MIGUE, EL GITANILLO, Y «LAS AVENTURAS DE HUCKLEBERRY FINN»

Ilustración de E.W. Kemble para la edición de «Las aventuras de Huckleberry Finn», 1884.

—Niño, ¡discúlpate! —dijo la madre en cuanto abrí la puerta.

—¿Por qué? ¿Qué sucede? —quise saber sorprendida.

—Me se dijo que fue él quien se llevó el libro —respondió, avergonzada, la gitana.

—¿De qué raza es? —preguntó el chaval, que estaba vigilante a pesar de tener la vista clavada en el suelo.

—¡Eh…!, muchacho, devuelve el libro y discúlpate de una vez. No tengo todo el día…

—Ya lo he hecho, madre. ¿De qué raza es el perro? —insistió, señalándolo.

—Es un fox terrier. Venga… —dije—, entremos en casa.

—Es lindo —y el perro, como si comprendiera, le agitó la cola.

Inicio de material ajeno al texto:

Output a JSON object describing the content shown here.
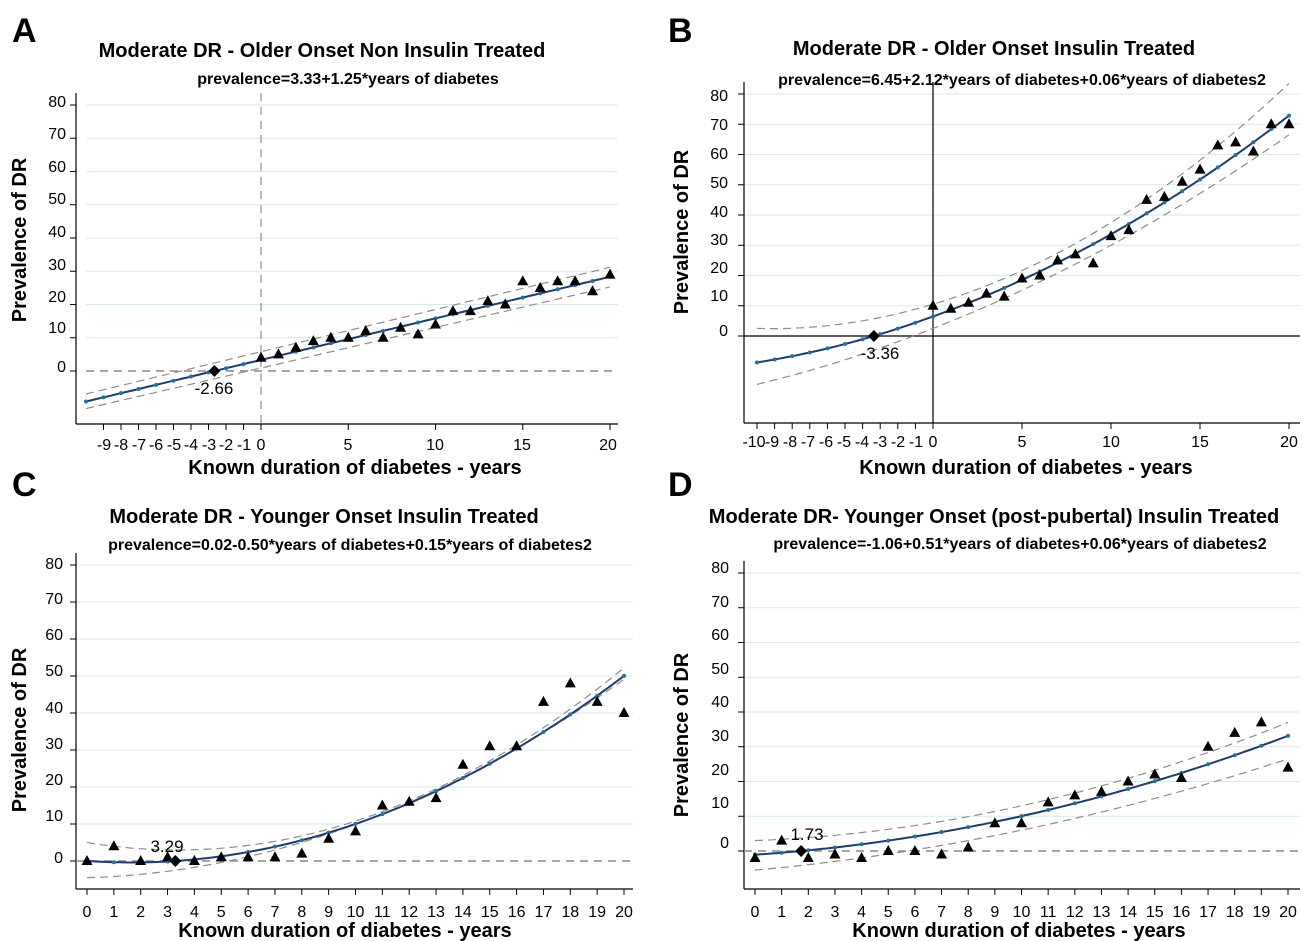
{
  "colors": {
    "fit": "#1f3c6b",
    "ci": "#8c8c8c",
    "grid": "#d5eaea",
    "points": "#000000"
  },
  "chart_data": [
    {
      "panel_label": "A",
      "type": "scatter",
      "title": "Moderate DR - Older Onset Non Insulin Treated",
      "subtitle": "prevalence=3.33+1.25*years of diabetes",
      "xlabel": "Known duration of diabetes - years",
      "ylabel": "Prevalence of DR",
      "xlim": [
        -10,
        20
      ],
      "ylim": [
        -10,
        80
      ],
      "x_tick_labels": [
        "-9",
        "-8",
        "-7",
        "-6",
        "-5",
        "-4",
        "-3",
        "-2",
        "-1",
        "0",
        "5",
        "10",
        "15",
        "20"
      ],
      "y_tick_labels": [
        "0",
        "10",
        "20",
        "30",
        "40",
        "50",
        "60",
        "70",
        "80"
      ],
      "grid": "horizontal",
      "equation": {
        "a": 3.33,
        "b": 1.25,
        "c": 0
      },
      "ci_equations": {
        "upper": {
          "a": 5.8,
          "b": 1.27,
          "c": 0
        },
        "lower": {
          "a": 0.9,
          "b": 1.22,
          "c": 0
        }
      },
      "fit_x_range": [
        -10,
        20
      ],
      "zero_reference": "dashed-horizontal",
      "vertical_reference": "dashed",
      "intercept_marker": {
        "x": -2.66,
        "y": 0
      },
      "intercept_label": "-2.66",
      "observed": {
        "x": [
          0,
          1,
          2,
          3,
          4,
          5,
          6,
          7,
          8,
          9,
          10,
          11,
          12,
          13,
          14,
          15,
          16,
          17,
          18,
          19,
          20
        ],
        "y": [
          4,
          5,
          7,
          9,
          10,
          10,
          12,
          10,
          13,
          11,
          14,
          18,
          18,
          21,
          20,
          27,
          25,
          27,
          27,
          24,
          29
        ]
      }
    },
    {
      "panel_label": "B",
      "type": "scatter",
      "title": "Moderate DR - Older Onset Insulin Treated",
      "subtitle": "prevalence=6.45+2.12*years of diabetes+0.06*years of diabetes2",
      "xlabel": "Known duration of diabetes - years",
      "ylabel": "Prevalence of DR",
      "xlim": [
        -10.5,
        20.2
      ],
      "ylim": [
        -30,
        85
      ],
      "x_tick_labels": [
        "-10",
        "-9",
        "-8",
        "-7",
        "-6",
        "-5",
        "-4",
        "-3",
        "-2",
        "-1",
        "0",
        "5",
        "10",
        "15",
        "20"
      ],
      "y_tick_labels": [
        "0",
        "10",
        "20",
        "30",
        "40",
        "50",
        "60",
        "70",
        "80"
      ],
      "grid": "horizontal",
      "equation": {
        "a": 6.45,
        "b": 2.12,
        "c": 0.06
      },
      "ci_equations": {
        "upper": {
          "a": 10.5,
          "b": 1.75,
          "c": 0.095
        },
        "lower": {
          "a": 2.5,
          "b": 2.3,
          "c": 0.045
        }
      },
      "fit_x_range": [
        -10,
        20
      ],
      "zero_reference": "solid-horizontal",
      "vertical_reference": "solid",
      "intercept_marker": {
        "x": -3.36,
        "y": 0
      },
      "intercept_label": "-3.36",
      "observed": {
        "x": [
          0,
          1,
          2,
          3,
          4,
          5,
          6,
          7,
          8,
          9,
          10,
          11,
          12,
          13,
          14,
          15,
          16,
          17,
          18,
          19,
          20
        ],
        "y": [
          10,
          9,
          11,
          14,
          13,
          19,
          20,
          25,
          27,
          24,
          33,
          35,
          45,
          46,
          51,
          55,
          63,
          64,
          61,
          70,
          70
        ]
      }
    },
    {
      "panel_label": "C",
      "type": "scatter",
      "title": "Moderate DR - Younger Onset Insulin Treated",
      "subtitle": "prevalence=0.02-0.50*years of diabetes+0.15*years of diabetes2",
      "xlabel": "Known duration of diabetes - years",
      "ylabel": "Prevalence of DR",
      "xlim": [
        -0.6,
        20.5
      ],
      "ylim": [
        -5,
        82
      ],
      "x_tick_labels": [
        "0",
        "1",
        "2",
        "3",
        "4",
        "5",
        "6",
        "7",
        "8",
        "9",
        "10",
        "11",
        "12",
        "13",
        "14",
        "15",
        "16",
        "17",
        "18",
        "19",
        "20"
      ],
      "y_tick_labels": [
        "0",
        "10",
        "20",
        "30",
        "40",
        "50",
        "60",
        "70",
        "80"
      ],
      "grid": "horizontal",
      "equation": {
        "a": 0.02,
        "b": -0.5,
        "c": 0.15
      },
      "ci_equations": {
        "upper": {
          "a": 5,
          "b": -1.2,
          "c": 0.178
        },
        "lower": {
          "a": -4.5,
          "b": 0.2,
          "c": 0.124
        }
      },
      "fit_x_range": [
        0,
        20
      ],
      "zero_reference": "dashed-horizontal",
      "vertical_reference": "",
      "intercept_marker": {
        "x": 3.29,
        "y": 0
      },
      "intercept_label": "3.29",
      "observed": {
        "x": [
          0,
          1,
          2,
          3,
          4,
          5,
          6,
          7,
          8,
          9,
          10,
          11,
          12,
          13,
          14,
          15,
          16,
          17,
          18,
          19,
          20
        ],
        "y": [
          0,
          4,
          0,
          1,
          0,
          1,
          1,
          1,
          2,
          6,
          8,
          15,
          16,
          17,
          26,
          31,
          31,
          43,
          48,
          43,
          40
        ]
      }
    },
    {
      "panel_label": "D",
      "type": "scatter",
      "title": "Moderate DR- Younger Onset (post-pubertal) Insulin Treated",
      "subtitle": "prevalence=-1.06+0.51*years of diabetes+0.06*years of diabetes2",
      "xlabel": "Known duration of diabetes - years",
      "ylabel": "Prevalence of DR",
      "xlim": [
        -0.6,
        20.5
      ],
      "ylim": [
        -10,
        82
      ],
      "x_tick_labels": [
        "0",
        "1",
        "2",
        "3",
        "4",
        "5",
        "6",
        "7",
        "8",
        "9",
        "10",
        "11",
        "12",
        "13",
        "14",
        "15",
        "16",
        "17",
        "18",
        "19",
        "20"
      ],
      "y_tick_labels": [
        "0",
        "10",
        "20",
        "30",
        "40",
        "50",
        "60",
        "70",
        "80"
      ],
      "grid": "horizontal",
      "equation": {
        "a": -1.06,
        "b": 0.51,
        "c": 0.06
      },
      "ci_equations": {
        "upper": {
          "a": 3,
          "b": 0.3,
          "c": 0.07
        },
        "lower": {
          "a": -5.5,
          "b": 0.7,
          "c": 0.045
        }
      },
      "fit_x_range": [
        0,
        20
      ],
      "zero_reference": "dashed-horizontal",
      "vertical_reference": "",
      "intercept_marker": {
        "x": 1.73,
        "y": 0
      },
      "intercept_label": "1.73",
      "observed": {
        "x": [
          0,
          1,
          2,
          3,
          4,
          5,
          6,
          7,
          8,
          9,
          10,
          11,
          12,
          13,
          14,
          15,
          16,
          17,
          18,
          19,
          20
        ],
        "y": [
          -2,
          3,
          -2,
          -1,
          -2,
          0,
          0,
          -1,
          1,
          8,
          8,
          14,
          16,
          17,
          20,
          22,
          21,
          30,
          34,
          37,
          24
        ]
      }
    }
  ]
}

—¿Y bien…? ¿Por qué te lo llevaste, Migue?

—¿El qué…?

—El libro —expresé.

—Ah, no sé —respondió y movió los hombros—. Me gustó el dibujo.

—¿Lo leíste?

—Bueno… a ratos.

—¿Y…?

—Va de un chico que se come muchos marrones y tiene un amigo negro —dijo con voz clara, posando la vista en mí.

—¡Esa boca, Migue! ¡Esa boca…! —le reprendió la madre.

—Señora, ¿tiene una Coca Cola?

—Venga, que nos vamos —cogiéndolo del brazo, la madre lo arrastró hacia la puerta—. Lo que me faltaba, que ahora el muchacho me saliera pedigüeño.

—¡Uy…, mama, que me hace daño!

—Si subes a casa te preparo un cafecito de esos que te gustan tanto —me convidó la gitana.

—En un ratito me acerco —afirmé, preguntándole al joven si todavía deseaba esa Coca Cola.

—Bueno, pero si está bien fresquita, porque si no… ¡no lo quiero! —contestó y, mirando Las aventuras de Huckleberry Finn, me preguntó—: ¿Me lo regala, o qué?

—¡Hum…!, eso depende, Migue.

—La verdad… lo prefiero regalado. No se lo puedo comprar —afirmó sin titubear.

—¡Ay, Dios bendito! ¿Y yo qué hago con este chico? ¡Serás…! Anda, vámonos antes de que te caiga la del pulpo. ¡Ya verás, ya verás, cuando lleguemos…!

Y madre e hijo marcharon por la cuesta polvorienta bajo el sol  sin brisa del verano madrileño.

Migue se llevó consigo la Coca Cola y la edición de Las aventuras de Huckleberry Finn que había sustraído de mi biblioteca tiempo atrás. Una publicación antigua, con tapas duras y muchos grabaditos en blanco y negro.

La anécdota que cuento tiene algunos años. Hoy el chico es un hombre que sigue guardando el libro que le regalé, ese volumen donde un muchacho y un negro esclavo se comen un sinfín de marrones y planean aventuras animados por los cuchicheos del río Mississippi.

Por cierto, la novela de Twain no es la única que Migue leyó, pues pasaba por casa en busca de nuevos títulos —entonces Andrés y yo vivíamos en una finca que, con los años, fue rodeándose de chabolas hasta convertirse en un asentamiento gitano. Fue una época muy linda que me enseñó muchas cosas que desconocía y me regaló muy buenos amigos—.  Migue, cuando se produjo esta anécdota, tenía trece años y acompañaba a su padre a reciclar el  papel y el cartón que los comercios dejan en las aceras cuando echan los cierres. Migue siempre encontró tiempo para una nueva aventura. Hoy en día es padre de familia y sigue viviendo de la busca.

Esta historia me enseñó a captar las señales que otros me envían. Los nombres que menciono… me nombran. Y esa es mi recompensa.